Buying or Refinancing May Get Tougher as Mortgage Rates Poised to Climb

The good news is that average mortgage rates are still firmly in historically low territory, about 3.47 percent for the 30-year fixed this past week, says Freddie Mac.

And that’s only a little higher than the previous week’s mark of 3.42 percent. The all-time low of 3.31 percent was set four years ago.
The slight increase followed long-term U.S. Treasury yields. The movement of bonds usually is a firm  indicator of whether mortgage rates will rise or fall. When yields go up, home loan rates tend to follow.
The bad news:  The bond market is anticipating a Federal Reserve rate increase later this year. So Treasury prices fell this week, pushing yields to four-month highs. Investors are selling in anticipation of  the Federal Reserve raising short-term rates before the end of the year. Rising oil prices also pushed up yields.
“This week the 10-year Treasury yield continued its climb as an increasing number of financial market participants foresee a December rate hike after a series of positive economic data releases,” said Sean Becketti, chief economist, Freddie Mac.
The 30-year fixed-rate mortgage’s increase of 5 basis points to 3.47 percent this week was the first increase in one month, Becketti said.
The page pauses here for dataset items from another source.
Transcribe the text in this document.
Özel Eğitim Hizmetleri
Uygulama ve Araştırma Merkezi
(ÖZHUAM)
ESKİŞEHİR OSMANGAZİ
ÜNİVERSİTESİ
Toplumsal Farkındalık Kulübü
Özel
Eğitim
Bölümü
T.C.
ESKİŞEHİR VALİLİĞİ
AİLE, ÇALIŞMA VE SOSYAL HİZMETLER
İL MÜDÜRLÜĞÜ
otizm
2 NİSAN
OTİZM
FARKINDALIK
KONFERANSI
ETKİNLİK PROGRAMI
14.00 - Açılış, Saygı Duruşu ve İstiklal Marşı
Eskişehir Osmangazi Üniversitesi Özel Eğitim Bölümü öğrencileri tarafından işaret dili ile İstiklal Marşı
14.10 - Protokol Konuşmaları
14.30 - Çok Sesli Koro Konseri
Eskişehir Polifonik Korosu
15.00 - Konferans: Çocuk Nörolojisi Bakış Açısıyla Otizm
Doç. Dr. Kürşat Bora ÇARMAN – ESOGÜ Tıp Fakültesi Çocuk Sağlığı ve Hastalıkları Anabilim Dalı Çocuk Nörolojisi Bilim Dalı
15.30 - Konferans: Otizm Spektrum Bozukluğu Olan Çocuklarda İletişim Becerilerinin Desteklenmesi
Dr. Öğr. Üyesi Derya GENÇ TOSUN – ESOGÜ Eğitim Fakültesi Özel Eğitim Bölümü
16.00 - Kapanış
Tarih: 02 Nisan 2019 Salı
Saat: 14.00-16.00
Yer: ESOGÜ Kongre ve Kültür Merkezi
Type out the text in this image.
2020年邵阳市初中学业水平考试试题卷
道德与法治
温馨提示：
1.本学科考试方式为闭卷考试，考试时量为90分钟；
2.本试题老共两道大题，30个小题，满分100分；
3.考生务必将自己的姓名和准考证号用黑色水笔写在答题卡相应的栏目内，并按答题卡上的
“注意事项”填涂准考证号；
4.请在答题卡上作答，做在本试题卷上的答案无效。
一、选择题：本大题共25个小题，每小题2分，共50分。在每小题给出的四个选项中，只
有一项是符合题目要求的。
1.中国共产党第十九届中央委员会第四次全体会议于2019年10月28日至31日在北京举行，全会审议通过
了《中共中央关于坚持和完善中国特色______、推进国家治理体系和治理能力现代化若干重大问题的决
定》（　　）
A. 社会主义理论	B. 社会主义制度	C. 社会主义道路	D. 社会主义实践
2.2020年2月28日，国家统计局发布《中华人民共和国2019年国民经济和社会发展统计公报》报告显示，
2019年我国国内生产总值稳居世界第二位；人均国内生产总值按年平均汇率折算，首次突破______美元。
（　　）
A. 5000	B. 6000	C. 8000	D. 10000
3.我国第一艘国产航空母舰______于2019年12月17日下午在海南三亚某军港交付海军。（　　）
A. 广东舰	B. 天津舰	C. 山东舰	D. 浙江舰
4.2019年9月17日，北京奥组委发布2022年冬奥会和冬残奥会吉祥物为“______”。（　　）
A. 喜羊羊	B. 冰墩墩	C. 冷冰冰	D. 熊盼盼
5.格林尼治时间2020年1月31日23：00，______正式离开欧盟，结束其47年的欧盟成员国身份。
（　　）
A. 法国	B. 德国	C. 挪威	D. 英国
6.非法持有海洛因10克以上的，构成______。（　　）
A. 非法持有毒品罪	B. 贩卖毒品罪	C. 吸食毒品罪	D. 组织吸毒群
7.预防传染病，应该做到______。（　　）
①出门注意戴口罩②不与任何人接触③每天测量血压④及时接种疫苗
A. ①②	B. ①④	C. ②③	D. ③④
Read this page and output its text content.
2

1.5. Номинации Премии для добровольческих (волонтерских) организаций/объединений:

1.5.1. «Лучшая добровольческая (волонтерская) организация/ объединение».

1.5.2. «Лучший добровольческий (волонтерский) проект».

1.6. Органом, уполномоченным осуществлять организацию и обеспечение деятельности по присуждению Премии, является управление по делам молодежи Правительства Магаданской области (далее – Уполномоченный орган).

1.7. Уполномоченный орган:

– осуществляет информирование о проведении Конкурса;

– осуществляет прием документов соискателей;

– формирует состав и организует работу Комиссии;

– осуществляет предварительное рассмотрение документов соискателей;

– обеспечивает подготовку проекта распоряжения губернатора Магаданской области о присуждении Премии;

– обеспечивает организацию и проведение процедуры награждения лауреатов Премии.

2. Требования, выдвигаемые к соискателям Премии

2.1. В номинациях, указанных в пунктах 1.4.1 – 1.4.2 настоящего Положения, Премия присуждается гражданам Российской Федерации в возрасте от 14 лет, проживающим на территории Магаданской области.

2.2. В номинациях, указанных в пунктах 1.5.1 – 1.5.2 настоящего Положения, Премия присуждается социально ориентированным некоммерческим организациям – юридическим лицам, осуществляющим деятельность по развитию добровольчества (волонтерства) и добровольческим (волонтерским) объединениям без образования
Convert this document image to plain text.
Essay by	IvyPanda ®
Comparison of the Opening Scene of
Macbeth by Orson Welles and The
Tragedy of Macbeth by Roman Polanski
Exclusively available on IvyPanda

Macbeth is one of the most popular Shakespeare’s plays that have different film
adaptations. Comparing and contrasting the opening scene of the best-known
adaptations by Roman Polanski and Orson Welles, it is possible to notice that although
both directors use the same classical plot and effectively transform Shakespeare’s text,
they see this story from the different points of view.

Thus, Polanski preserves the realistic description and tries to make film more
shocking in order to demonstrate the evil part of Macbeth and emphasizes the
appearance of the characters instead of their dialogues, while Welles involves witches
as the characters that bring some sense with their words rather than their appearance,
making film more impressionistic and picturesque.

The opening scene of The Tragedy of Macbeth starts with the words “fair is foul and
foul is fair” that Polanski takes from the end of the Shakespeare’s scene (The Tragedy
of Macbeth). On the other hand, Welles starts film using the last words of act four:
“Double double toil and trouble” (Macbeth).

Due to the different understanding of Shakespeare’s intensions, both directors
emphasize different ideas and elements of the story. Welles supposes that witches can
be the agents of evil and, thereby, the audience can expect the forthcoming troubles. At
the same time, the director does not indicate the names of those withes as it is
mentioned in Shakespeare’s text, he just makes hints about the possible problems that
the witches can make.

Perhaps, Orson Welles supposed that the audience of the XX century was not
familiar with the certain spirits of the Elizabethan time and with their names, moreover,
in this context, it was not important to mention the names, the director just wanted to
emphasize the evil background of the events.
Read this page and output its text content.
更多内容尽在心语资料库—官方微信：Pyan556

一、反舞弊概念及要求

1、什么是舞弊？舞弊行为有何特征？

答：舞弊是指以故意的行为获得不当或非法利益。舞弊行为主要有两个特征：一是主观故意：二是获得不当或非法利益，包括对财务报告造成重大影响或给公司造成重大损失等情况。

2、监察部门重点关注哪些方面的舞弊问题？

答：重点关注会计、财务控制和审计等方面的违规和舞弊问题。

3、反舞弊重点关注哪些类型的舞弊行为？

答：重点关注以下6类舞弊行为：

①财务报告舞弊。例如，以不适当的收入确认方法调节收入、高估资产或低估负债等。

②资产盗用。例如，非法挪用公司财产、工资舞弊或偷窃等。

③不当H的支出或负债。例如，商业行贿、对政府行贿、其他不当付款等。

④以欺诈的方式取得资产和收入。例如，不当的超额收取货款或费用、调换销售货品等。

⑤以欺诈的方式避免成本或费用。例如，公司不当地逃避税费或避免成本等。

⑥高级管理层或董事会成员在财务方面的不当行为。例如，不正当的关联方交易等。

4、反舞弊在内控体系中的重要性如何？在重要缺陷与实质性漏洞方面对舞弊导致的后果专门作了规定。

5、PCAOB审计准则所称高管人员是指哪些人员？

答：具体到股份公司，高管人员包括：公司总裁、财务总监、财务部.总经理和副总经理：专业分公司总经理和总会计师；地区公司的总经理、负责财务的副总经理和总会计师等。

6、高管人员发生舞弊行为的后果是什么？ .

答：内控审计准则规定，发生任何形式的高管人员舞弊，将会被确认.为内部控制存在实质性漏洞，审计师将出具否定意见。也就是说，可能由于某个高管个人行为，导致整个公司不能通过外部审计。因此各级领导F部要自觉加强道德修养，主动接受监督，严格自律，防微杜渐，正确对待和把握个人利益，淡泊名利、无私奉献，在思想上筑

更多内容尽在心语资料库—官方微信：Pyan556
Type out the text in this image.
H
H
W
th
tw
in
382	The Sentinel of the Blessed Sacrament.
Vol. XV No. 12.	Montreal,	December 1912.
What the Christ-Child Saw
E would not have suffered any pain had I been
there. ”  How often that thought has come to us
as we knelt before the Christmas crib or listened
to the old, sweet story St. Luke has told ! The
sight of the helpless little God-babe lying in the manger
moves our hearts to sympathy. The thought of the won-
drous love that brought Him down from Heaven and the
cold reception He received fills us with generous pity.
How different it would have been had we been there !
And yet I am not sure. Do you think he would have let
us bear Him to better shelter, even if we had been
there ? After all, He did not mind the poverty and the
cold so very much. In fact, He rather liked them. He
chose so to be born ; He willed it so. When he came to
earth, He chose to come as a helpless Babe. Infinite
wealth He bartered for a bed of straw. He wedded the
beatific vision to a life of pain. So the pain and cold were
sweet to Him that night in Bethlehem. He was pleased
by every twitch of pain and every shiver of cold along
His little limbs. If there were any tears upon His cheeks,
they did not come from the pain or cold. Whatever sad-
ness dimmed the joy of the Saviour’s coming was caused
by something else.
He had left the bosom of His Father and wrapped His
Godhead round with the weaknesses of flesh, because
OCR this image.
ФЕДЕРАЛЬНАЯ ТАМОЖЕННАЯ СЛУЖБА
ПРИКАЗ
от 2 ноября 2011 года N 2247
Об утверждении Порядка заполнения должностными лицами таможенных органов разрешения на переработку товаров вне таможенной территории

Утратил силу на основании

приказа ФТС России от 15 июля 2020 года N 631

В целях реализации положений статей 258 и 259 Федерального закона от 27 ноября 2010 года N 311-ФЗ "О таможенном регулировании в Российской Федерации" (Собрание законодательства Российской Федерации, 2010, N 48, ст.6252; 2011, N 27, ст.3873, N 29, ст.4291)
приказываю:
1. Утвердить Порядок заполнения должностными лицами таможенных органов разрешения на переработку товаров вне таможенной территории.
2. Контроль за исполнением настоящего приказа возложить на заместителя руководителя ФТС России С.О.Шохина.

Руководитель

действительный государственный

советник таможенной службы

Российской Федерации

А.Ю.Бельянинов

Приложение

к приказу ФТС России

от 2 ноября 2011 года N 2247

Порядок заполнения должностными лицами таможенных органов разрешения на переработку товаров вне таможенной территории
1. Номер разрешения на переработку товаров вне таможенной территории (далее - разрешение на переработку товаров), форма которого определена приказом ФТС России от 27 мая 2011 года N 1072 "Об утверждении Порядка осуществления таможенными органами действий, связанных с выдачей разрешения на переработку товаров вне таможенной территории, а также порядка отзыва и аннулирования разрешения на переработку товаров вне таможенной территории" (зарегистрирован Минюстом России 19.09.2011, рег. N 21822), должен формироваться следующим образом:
“Even though we’ve seen economic activity pick up, consumer price inflation and implied inflation expectations remain below the Federal Reserve’s 2 percent target,” he said. That may keep a lid on future or significant Fed increases in the foreseeable future.
Here’s the rundown of mortgage rates for the week from Freddie Mac:
30-year fixed-rate mortgage (FRM) averaged 3.47 percent, with an average 0.6 point for the week ending October 13, 2016, up from last week when they averaged 3.42 percent. A year ago at this time, the 30-year FRM averaged 3.82 percent.
15-year FRM this week averaged 2.76 percent, with an average 0.6 point, up from last week when they averaged 2.72 percent. A year ago at this time, the 15-year FRM averaged 3.03 percent.
5-year Treasury-indexed hybrid adjustable-rate mortgage (ARM) averaged 2.82 percent this week, with an average 0.4 point, up from last week when it averaged 2.80 percent. A year ago, the 5-year ARM averaged 2.88 percent.